Stem cells may show more promise, at least in the short term, as a way to detoxify a diseased brain environment, he said. He and his colleagues recently published a meta-analysis in Science Translational Medicine of 11 studies in which neural stem cells were transplanted into the spinal cord of a mouse model of ALS, slowing onset and progression of the disease, and increasing survival — not by replacing the malfunctioning neurons, but by creating colonies of cells that performed various housekeeping functions, such as producing trophic factors and reducing astrogliosis and inflammation.
“With a neurodegenerative disease like amyotrophic lateral sclerosis you think the cell you want to replace is a motor neuron, but the key may be to replace the astrocytes — the support cells — which don't seem to be doing their job in these patients, and may even be making molecules that are toxic to motor neurons,” Dr. Snyder said. “What we demonstrated was that by transplanting better support cells, the animal stops cranking out toxic astrocytes. That's a form of cell replacement, but not the kind everybody talks about where you literally rewire the brain.”

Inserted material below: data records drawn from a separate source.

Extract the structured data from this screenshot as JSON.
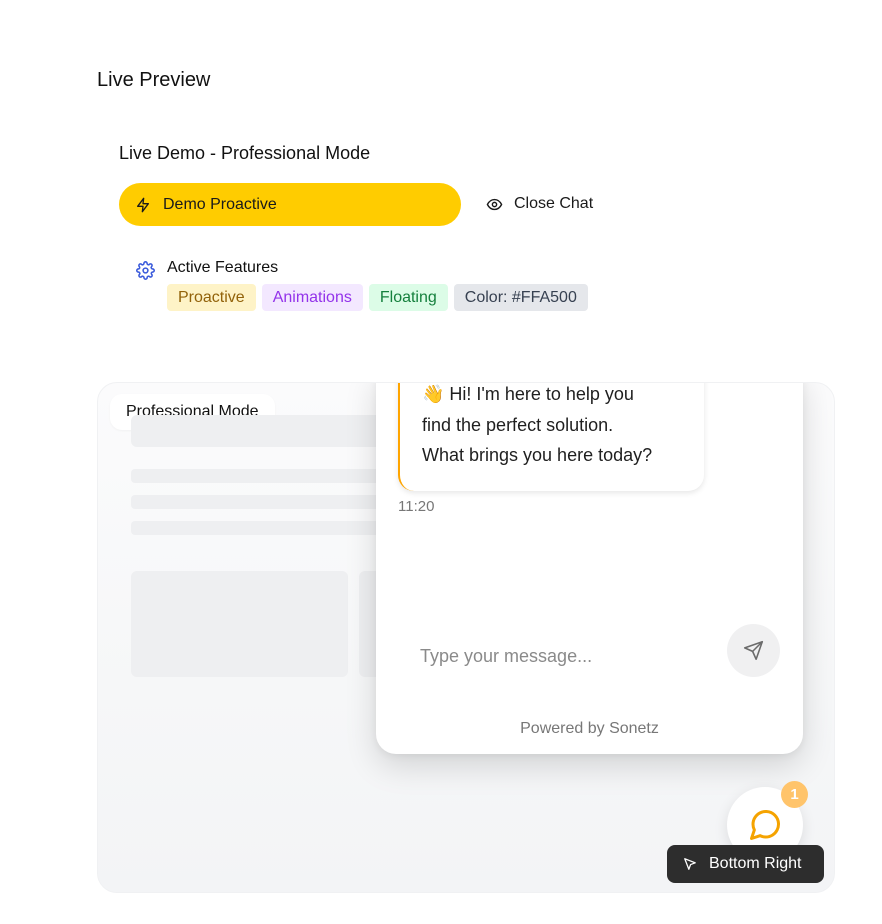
{
  "section": {
    "title": "Live Preview"
  },
  "demo": {
    "title": "Live Demo - Professional Mode",
    "proactive_button": "Demo Proactive",
    "close_button": "Close Chat"
  },
  "features": {
    "label": "Active Features",
    "tags": [
      "Proactive",
      "Animations",
      "Floating",
      "Color: #FFA500"
    ]
  },
  "preview": {
    "mode_label": "Professional Mode",
    "chat": {
      "message_lines": [
        "👋 Hi! I'm here to help you",
        "find the perfect solution.",
        "What brings you here today?"
      ],
      "time": "11:20",
      "input_placeholder": "Type your message...",
      "powered_by": "Powered by Sonetz"
    },
    "unread_count": "1",
    "position_label": "Bottom Right"
  },
  "colors": {
    "accent": "#FFCC00",
    "chat_accent": "#FFA500",
    "badge": "#FFC46B",
    "gear_icon": "#3B5BDB"
  },
  "icons": {
    "proactive": "lightning-icon",
    "close": "eye-icon",
    "features": "gear-icon",
    "send": "send-icon",
    "launcher": "chat-bubble-icon",
    "position": "cursor-arrow-icon"
  }
}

A CLAIM OF FRAUD — A FALSE ALARM?
Shoukhrat Mitalipov, PhD, and his colleagues briefly fell under suspicion after their paper appeared in Cell when anonymous reviewers on an Internet website, pubpeer.com, noted that one cell microscopy image was a cropped version of another, and some of the cells were mislabeled.
After assessing the errors, Emilie Marcus, editor-in-chief of Cell, posted a response stating, “We do not believe these errors impact the scientific findings of the paper in any way.”
Dr. Mitalipov said he and his colleagues are working with Cell editors on an erratum that will appear in an upcoming issue. He believes the errors triggered so much concern because suspicions about the Hwang data began with inconsistencies in published images.
“That is fresh in everyone's memory,” Dr. Mitalipov said. “We are doing the same sort of work and we made a similar mistake in assembling the data, and that's what brought all this attention. The mistakes involving the images will be corrected.”